The Anatomy of Peace

  • "What if conflicts at home, conflicts at work, and conflicts in the world stem from the same root cause?"
  • "What if we systematically misunderstand that cause?"
  • "And what if, as a result, we systematically perpetuate the very problems we think we are trying to solve?  Every day."
These are some of the questions that the Arbinger Institute's book The Anatomy of Peace answers with remarkable and persuasive clarity.  It is a book that challenges widely held assumptions about the nature of conflict, but it also invites the reader, and indeed the entire world, toward real, sustainable peace. This might sound like an impossibly quixotic task, but The Anatomy of Peace accomplishes its purpose if it is able to reach even one human heart.
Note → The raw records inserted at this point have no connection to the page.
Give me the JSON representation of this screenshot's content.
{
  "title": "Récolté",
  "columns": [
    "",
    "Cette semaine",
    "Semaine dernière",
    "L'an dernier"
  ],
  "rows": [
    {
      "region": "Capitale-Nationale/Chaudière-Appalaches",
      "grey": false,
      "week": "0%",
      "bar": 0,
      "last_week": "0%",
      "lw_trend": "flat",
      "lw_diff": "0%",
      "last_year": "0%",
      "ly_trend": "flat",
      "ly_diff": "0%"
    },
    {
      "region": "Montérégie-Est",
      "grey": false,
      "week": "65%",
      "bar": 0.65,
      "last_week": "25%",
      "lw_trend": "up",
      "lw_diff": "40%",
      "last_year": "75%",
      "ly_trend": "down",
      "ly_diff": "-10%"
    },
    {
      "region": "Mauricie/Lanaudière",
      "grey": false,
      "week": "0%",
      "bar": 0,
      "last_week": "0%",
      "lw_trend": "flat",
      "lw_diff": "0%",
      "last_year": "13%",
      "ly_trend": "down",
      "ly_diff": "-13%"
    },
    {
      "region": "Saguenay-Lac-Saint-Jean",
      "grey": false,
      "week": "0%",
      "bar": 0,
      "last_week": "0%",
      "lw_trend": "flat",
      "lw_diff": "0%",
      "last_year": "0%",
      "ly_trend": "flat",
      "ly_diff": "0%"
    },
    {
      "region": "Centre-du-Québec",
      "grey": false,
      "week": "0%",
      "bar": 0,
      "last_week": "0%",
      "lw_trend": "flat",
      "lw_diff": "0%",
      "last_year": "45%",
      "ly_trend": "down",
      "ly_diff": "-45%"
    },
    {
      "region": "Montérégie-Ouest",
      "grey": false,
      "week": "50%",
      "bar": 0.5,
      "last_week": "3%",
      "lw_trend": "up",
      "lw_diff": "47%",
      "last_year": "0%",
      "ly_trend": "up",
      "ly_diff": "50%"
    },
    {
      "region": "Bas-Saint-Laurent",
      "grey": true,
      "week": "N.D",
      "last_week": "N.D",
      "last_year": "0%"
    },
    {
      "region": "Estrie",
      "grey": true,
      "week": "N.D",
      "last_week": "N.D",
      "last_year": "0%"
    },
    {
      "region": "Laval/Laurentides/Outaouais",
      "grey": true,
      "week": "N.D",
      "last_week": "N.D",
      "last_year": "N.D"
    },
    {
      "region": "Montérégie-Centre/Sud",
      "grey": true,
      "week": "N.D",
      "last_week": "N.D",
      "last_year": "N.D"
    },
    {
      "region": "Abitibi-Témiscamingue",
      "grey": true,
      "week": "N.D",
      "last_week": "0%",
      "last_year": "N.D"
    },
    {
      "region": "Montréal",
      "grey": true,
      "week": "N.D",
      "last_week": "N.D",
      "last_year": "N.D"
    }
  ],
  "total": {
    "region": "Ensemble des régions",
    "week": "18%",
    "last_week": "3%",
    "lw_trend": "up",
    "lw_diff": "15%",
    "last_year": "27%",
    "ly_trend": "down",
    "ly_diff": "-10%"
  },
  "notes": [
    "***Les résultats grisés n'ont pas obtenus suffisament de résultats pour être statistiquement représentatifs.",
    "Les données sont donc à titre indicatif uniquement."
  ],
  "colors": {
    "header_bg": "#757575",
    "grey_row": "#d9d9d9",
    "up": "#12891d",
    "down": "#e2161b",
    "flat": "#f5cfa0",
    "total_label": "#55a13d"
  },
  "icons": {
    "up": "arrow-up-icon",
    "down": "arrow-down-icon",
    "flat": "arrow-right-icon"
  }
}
The story begins with a group of parents who, in desperation, have dragged their children to Camp Moriah, a reformative camp in the Arizona desert directed by an unlikely pair of friends: Yusuf al-Falah, an Arab immigrant from Jerusalem, and Avi Rosen, a younger, once embittered Israeli man. The other main characters in the book are the parents of troubled youth who, with the help of Yusuf and Avi, begin to discover that there is much more to establishing peace in their homes and places of employment than they previously had supposed.  In other words, the parents, guided gently along by Yusuf and Avi, begin to discover that the real solution to their problems is located within their own hearts.

The basic message of The Anatomy of Peace is simple, but profound: there is no way to resolve conflicts, whether at home, at work, or even on a larger scale between nations and peoples, unless there is first a resolution of conflicts within the human heart.  A heart at war cannot promote peace because a heart at war causes its possessor to see other people as objects rather than as human beings with hopes, dreams, desires and goals.  Only with a heart of peace can individuals begin to see people as people, and thus begin to spend more time helping things go right instead of dealing with things that are going wrong.

The premise is simple, but in one way or another, and at one time or another, no one is exempt from having a heart at war.  How do we recognize a heart at war?  How do we turn from a heart of war to a heart of peace?  How do we share that peace with others?  These are all questions that The Anatomy of Peace can help us answer.  The Anatomy of Peace demonstrates that peace has more to do with our way of being than simply with our way of acting.  It shows how even the most bitter enemies and fiercest opponents can become friends.  

I highly recommend this book to anyone and everyone who is dealing with conflict in their lives, whether personally, at home, or elsewhere.  It may just hold the key to resolving difficulties that have long troubled or perplexed you.  Enjoy.